The St. Louis Cathedral prides itself on being the oldest continuously active cathedral in the United States. It’s not the prettiest, though— the outside is all right, but the rather staid interior wouldn’t give even a minor European church a run for its money. Still, history and spirituality seep from within, so it’s worth a look—if you’re lucky, you may catch a choir practice. Volunteer docents, available most weekdays, are full of fun facts about the windows and murals and how the building nearly collapsed once from water-table sinkage. Note the sloping floor: Clever architectural design somehow keeps the building upright even as it continues to sink. Outside, a statue and plaque mark the visit by Pope John Paul II in 1987.

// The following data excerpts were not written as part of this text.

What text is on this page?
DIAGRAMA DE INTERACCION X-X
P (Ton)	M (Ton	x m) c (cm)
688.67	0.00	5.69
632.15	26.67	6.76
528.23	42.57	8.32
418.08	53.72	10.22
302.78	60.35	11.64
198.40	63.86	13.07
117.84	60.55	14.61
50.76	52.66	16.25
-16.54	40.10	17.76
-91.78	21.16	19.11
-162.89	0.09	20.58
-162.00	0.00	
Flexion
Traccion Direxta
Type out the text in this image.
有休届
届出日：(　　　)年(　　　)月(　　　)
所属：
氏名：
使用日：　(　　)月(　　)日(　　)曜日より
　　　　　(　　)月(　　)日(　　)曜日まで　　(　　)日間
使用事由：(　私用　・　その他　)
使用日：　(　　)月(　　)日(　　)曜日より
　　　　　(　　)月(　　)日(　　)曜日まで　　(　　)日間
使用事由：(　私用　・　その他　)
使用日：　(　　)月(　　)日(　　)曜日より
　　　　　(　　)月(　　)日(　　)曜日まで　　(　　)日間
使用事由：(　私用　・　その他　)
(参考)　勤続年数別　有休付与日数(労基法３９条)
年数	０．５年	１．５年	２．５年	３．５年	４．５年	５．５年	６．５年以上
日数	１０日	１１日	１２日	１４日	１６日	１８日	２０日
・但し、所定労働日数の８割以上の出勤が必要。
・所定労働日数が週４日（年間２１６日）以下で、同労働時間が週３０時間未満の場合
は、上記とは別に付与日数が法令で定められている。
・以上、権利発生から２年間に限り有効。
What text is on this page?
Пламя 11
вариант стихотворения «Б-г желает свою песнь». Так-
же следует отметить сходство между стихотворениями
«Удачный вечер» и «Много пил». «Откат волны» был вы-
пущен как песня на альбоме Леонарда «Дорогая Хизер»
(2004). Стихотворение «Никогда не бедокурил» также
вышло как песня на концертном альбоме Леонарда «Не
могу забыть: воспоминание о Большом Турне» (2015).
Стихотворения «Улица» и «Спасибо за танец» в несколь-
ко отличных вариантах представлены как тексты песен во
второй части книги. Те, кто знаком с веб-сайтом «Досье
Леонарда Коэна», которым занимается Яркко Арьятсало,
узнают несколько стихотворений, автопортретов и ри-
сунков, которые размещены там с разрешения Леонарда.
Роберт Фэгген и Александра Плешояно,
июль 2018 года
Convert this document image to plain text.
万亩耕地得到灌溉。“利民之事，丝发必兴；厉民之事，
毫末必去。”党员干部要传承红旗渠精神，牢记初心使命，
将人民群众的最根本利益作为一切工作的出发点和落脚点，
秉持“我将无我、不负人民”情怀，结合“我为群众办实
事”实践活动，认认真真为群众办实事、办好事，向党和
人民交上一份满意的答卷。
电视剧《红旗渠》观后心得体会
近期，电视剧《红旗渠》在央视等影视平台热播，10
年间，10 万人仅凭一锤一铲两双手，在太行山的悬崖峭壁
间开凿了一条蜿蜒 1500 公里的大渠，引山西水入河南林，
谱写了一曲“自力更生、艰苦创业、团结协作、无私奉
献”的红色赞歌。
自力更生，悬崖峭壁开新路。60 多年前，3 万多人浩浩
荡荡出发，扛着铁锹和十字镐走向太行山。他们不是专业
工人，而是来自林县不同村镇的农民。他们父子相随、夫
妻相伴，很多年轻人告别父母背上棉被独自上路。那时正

The cathedral formed the center of the original settlement, and remains the French Quarter’s central landmark. This is the third building to stand on this spot. A hurricane destroyed the first in 1722. On Good Friday 1788, its bells were kept silent for religious reasons (or wind, some say) rather than ringing out the alarm for a fire—which eventually burned down the cathedral and 850 other buildings. It was rebuilt in 1794 and remodeled and enlarged between 1845 and 1851. The structure’s bricks were taken from the original town cemetery and covered with stucco to protect the mortar from dampness. That issue arose again during Katrina, which caused a leaky roof to ruin the $1-million organ (it’s been rebuilt and returned). Outside in back, two magnificent, ancient live oaks fell, narrowly missing a statue of Jesus. His thumbs were amputated, however, and Archbishop Hughes, in his first post-Katrina sermon in the cathedral, vowed not to replace them until all of New Orleans is healed. The dramatically lit statue makes a resplendent, if somewhat eerie, nighttime silhouette. Well, we think so; others call it “Touchdown Jesus”—do make a point to walk by at night to see why.